Trois lynx aux portes de l’Alsace
Publié le 9 Août 2016
Luna, Kaja et Lucky, trois lynx capturés dans les Carpates slovaques ont été relâchés hier dans le Pfälzerwald, prolongement des Vosges du Nord en Rhénanie-Palatinat. À terme, une vingtaine d’individus seront réintroduits.
Trois bonds pour rejoindre la forêt… Les lynx sont munis de puces ainsi que de colliers GPS qui tomberont d’eux-mêmes d’ici deux ou trois ans quand la volumineuse batterie se sera vidée. PHOTO DNA - Marc ROLLMANN
Lucky, jeune mâle d’un an et demi, Kaja (trois ans) et Luna (cinq ans) : trois lynx gambadent en ce moment même dans les forêts du Pfälzerwald, premiers individus à réinvestir les lieux dans le cadre d’une vaste campagne de réintroduction qui doit permettre à l’espèce de repeupler le massif ces prochaines années.
« Peu de chances de les rencontrer »
Capturés en Slovaquie, les félins ont quitté vendredi soir la région de Bojnice dans un camion climatisé, une fois calmés après le stress d’un gros orage. Ils sont arrivés hier à destination, à 40 km de l’Alsace, avec six heures de retard sur l’horaire prévu.
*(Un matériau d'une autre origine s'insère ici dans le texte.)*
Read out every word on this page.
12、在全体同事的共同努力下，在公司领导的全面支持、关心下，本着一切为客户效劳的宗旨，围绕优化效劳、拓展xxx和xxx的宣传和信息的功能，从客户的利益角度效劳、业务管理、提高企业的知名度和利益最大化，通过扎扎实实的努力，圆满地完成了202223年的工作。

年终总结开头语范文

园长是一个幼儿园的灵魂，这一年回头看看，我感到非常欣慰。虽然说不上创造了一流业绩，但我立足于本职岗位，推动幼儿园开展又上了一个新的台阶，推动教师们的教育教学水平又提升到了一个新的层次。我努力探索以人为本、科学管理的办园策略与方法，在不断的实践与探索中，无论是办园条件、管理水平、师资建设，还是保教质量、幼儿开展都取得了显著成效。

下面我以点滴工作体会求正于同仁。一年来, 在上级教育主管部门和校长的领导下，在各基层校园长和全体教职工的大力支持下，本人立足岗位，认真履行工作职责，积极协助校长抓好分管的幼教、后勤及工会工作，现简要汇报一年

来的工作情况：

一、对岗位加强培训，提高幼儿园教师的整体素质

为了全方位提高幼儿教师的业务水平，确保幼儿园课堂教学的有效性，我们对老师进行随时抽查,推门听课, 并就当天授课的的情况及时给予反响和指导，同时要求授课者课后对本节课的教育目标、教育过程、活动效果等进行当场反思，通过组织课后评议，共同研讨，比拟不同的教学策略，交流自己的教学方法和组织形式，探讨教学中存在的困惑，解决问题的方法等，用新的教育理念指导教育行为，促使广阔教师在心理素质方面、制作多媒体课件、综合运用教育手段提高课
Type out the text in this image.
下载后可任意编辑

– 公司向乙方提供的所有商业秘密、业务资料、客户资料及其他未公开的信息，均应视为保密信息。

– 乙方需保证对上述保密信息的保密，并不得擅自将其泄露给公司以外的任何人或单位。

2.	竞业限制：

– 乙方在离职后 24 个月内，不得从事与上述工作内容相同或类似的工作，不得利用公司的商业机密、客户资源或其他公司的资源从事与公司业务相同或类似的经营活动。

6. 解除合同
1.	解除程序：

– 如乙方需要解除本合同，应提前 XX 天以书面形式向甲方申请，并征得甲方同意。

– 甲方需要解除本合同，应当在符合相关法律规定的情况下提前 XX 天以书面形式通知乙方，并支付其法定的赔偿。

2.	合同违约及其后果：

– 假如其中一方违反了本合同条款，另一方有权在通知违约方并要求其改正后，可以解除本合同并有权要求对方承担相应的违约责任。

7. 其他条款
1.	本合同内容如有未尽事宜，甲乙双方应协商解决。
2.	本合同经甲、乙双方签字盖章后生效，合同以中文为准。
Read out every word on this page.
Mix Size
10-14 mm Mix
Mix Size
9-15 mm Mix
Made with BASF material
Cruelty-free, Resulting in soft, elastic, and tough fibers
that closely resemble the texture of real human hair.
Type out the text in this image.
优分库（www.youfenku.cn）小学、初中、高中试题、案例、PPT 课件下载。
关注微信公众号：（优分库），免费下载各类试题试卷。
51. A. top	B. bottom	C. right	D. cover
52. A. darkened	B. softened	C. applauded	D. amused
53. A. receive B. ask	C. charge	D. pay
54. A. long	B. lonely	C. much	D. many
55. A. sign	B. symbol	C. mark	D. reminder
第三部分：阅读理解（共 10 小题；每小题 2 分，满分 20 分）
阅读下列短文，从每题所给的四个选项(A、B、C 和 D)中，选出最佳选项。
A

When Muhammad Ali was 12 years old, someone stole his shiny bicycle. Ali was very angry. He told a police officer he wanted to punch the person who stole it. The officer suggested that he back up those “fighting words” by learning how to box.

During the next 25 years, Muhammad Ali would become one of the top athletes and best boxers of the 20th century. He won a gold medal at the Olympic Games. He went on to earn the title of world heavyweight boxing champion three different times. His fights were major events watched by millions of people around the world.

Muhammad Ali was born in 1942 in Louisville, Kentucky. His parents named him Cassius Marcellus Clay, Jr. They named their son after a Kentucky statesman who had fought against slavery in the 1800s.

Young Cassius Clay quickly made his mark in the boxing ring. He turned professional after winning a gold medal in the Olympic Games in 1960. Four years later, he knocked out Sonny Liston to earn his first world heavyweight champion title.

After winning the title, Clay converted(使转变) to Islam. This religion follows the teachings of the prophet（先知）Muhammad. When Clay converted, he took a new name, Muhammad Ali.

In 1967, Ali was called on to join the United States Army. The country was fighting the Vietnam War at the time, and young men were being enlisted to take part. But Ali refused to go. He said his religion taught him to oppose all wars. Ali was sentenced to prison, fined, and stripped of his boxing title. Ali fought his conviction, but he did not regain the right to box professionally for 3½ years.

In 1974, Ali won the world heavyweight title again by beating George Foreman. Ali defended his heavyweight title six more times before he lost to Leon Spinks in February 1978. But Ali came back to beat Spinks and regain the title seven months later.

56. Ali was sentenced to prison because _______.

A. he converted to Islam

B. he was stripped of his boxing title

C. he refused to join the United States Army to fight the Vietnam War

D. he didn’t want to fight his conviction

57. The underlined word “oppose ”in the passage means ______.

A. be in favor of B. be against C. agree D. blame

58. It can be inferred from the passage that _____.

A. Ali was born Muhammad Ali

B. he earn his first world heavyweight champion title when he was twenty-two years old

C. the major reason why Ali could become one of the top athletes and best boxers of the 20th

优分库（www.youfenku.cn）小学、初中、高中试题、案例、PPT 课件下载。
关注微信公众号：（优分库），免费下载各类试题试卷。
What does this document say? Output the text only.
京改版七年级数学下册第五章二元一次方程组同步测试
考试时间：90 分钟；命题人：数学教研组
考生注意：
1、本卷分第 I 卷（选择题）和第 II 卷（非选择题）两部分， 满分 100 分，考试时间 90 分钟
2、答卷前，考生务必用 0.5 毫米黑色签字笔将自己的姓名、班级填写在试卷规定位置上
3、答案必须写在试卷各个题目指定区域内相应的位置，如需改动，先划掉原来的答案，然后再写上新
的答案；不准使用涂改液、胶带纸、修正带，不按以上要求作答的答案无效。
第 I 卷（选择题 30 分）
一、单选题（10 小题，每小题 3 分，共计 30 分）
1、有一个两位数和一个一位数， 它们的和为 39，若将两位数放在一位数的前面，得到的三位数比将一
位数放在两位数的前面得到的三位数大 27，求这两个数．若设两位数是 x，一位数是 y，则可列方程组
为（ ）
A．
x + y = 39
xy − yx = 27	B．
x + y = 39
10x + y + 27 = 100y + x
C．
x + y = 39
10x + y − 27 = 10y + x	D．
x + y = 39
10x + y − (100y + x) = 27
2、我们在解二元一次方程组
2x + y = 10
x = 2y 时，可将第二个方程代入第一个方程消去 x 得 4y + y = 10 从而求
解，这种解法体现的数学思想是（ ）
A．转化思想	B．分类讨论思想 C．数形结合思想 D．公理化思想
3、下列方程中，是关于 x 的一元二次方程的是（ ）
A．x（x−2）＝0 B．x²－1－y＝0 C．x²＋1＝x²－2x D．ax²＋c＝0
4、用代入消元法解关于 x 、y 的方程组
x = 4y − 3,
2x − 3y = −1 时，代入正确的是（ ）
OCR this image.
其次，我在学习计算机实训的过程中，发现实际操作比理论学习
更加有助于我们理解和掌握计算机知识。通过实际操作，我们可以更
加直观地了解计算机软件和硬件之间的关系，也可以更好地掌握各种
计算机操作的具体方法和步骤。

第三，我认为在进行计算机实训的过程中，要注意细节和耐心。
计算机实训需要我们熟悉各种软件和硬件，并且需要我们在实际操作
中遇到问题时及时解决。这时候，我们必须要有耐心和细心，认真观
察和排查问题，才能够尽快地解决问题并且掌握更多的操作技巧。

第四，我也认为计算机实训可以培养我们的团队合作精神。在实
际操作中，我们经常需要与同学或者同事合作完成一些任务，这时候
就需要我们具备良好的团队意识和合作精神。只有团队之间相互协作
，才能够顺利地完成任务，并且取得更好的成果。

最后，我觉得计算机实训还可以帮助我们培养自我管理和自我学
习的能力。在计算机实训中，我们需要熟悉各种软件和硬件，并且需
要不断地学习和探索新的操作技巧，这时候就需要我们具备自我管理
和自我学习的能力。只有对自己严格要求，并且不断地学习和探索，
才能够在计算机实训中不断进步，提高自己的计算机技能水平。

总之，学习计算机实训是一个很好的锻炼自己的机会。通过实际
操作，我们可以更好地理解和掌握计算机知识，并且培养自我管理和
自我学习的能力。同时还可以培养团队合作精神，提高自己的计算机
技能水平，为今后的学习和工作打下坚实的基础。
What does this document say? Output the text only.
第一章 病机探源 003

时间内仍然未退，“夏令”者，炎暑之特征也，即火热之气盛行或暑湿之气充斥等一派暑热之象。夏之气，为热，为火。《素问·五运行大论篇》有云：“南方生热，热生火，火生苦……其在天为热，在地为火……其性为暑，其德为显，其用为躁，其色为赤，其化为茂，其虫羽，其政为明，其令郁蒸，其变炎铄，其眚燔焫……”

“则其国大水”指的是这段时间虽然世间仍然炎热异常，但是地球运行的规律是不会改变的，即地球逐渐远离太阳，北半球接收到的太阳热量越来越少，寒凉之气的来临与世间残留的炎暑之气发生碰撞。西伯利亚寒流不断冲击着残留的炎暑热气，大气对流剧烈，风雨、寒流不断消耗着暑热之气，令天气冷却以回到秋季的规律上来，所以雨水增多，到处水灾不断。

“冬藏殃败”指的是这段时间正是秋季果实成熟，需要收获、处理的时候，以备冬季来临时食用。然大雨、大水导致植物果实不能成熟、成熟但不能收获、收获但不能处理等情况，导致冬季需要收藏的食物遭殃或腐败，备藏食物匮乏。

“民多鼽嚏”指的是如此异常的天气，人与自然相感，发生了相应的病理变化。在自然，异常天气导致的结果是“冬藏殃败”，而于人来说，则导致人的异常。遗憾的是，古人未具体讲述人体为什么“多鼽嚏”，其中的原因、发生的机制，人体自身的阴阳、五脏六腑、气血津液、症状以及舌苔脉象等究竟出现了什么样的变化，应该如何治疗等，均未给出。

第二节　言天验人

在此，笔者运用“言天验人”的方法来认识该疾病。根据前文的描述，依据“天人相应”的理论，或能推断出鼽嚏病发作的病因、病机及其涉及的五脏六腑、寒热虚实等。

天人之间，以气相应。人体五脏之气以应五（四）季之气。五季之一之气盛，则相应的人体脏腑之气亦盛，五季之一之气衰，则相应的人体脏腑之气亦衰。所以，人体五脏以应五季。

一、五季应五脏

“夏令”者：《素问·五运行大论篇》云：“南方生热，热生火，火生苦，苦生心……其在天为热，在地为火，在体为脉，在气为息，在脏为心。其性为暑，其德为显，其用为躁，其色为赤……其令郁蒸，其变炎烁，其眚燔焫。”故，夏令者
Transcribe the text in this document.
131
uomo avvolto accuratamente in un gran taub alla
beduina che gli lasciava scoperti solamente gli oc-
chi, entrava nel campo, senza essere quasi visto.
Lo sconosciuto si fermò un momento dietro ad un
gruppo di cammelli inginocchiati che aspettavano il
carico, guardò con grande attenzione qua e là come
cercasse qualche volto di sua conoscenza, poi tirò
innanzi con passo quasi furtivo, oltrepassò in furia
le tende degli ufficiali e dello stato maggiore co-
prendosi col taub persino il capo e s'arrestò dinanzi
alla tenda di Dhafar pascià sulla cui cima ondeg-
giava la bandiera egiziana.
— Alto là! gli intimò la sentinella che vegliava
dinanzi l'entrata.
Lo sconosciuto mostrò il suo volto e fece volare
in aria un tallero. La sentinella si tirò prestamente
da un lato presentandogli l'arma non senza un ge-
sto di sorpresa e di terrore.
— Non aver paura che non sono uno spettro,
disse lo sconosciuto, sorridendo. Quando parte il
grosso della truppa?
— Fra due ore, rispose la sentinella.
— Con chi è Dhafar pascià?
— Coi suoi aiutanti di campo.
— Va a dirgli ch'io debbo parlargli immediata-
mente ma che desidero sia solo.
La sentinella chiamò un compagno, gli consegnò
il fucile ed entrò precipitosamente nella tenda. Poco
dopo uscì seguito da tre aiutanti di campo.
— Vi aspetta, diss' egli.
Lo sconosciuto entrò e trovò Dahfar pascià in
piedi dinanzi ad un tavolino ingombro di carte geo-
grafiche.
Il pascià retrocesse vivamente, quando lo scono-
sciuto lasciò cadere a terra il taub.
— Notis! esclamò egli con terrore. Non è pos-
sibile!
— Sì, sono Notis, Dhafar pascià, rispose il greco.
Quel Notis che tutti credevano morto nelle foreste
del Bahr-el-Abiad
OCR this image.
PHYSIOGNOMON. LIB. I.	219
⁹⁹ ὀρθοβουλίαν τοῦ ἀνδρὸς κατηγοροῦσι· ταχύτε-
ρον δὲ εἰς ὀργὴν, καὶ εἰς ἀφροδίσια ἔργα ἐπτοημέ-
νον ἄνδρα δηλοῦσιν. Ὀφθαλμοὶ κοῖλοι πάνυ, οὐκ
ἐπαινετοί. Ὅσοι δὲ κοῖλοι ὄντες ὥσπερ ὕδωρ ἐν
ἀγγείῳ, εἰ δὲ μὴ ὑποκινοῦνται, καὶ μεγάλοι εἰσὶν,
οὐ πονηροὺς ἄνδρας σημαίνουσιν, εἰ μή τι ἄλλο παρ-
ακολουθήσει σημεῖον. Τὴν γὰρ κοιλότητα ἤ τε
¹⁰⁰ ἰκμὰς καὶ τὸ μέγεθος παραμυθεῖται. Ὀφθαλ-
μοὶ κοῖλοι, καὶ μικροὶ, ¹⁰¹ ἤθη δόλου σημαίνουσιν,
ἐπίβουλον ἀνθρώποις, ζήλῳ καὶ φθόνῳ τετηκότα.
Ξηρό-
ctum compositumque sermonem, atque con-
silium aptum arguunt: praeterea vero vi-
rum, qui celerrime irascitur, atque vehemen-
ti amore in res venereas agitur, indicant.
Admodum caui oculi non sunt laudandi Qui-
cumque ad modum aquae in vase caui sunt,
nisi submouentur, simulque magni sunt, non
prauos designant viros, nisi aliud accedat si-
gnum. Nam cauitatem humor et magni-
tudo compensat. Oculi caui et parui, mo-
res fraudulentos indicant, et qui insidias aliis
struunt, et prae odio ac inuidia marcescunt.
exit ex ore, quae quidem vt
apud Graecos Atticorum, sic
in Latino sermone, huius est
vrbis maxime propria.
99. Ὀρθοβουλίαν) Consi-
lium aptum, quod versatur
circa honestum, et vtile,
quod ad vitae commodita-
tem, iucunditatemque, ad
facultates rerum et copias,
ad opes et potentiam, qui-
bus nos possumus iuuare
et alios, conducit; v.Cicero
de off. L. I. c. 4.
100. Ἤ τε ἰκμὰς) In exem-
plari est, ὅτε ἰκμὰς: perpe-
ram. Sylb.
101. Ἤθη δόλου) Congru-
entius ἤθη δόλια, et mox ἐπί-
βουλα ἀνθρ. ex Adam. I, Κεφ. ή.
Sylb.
Au terme de ce périple de 1000 km et 11 h de route, ils ont été relâchés à 12 h 30 en présence de quelques invités triés sur le volet.
Les trois cages ont été ouvertes l’une après l’autre, laissant les lynx, d’abord un peu intimidés, filer vers la forêt. Le dernier a même pris la pose à l’orée du bois et s’est retourné plusieurs fois avant de disparaître en quelques bonds sous les frondaisons. Idéalement, les lynx pourraient se reproduire dès l’année prochaine, s’ils se croisent. Il faut savoir que ces félins peuvent parcourir 70 km par jour. Ils ont besoin d’un vaste territoire, de 50 000 à 70 000 hectares par individu. Autant dire que les randonneurs ont fort peu de chances de rencontrer ces animaux farouches, a insisté Ulrike Höfken, ministre de l’Environnement du Land de Rhénanie-Palatinat, présente pour assister au lâcher.
Michaël Keller, éleveur de moutons, convient que le projet est une importante contribution à la biodiversité. « C’est un animal sauvage et s’il se plaît ici, s’il n’est pas dérangé, s’il trouve à manger, il restera. Mais pour la première génération, ce sera difficile ». Le lynx pourrait aussi être attiré par les forêts hexagonales : « En huit jours, les lynx pourraient être dans les Vosges mais il faudrait qu’ils franchissent sans encombre la B10 qui mène de Landau à Sarrebrück ».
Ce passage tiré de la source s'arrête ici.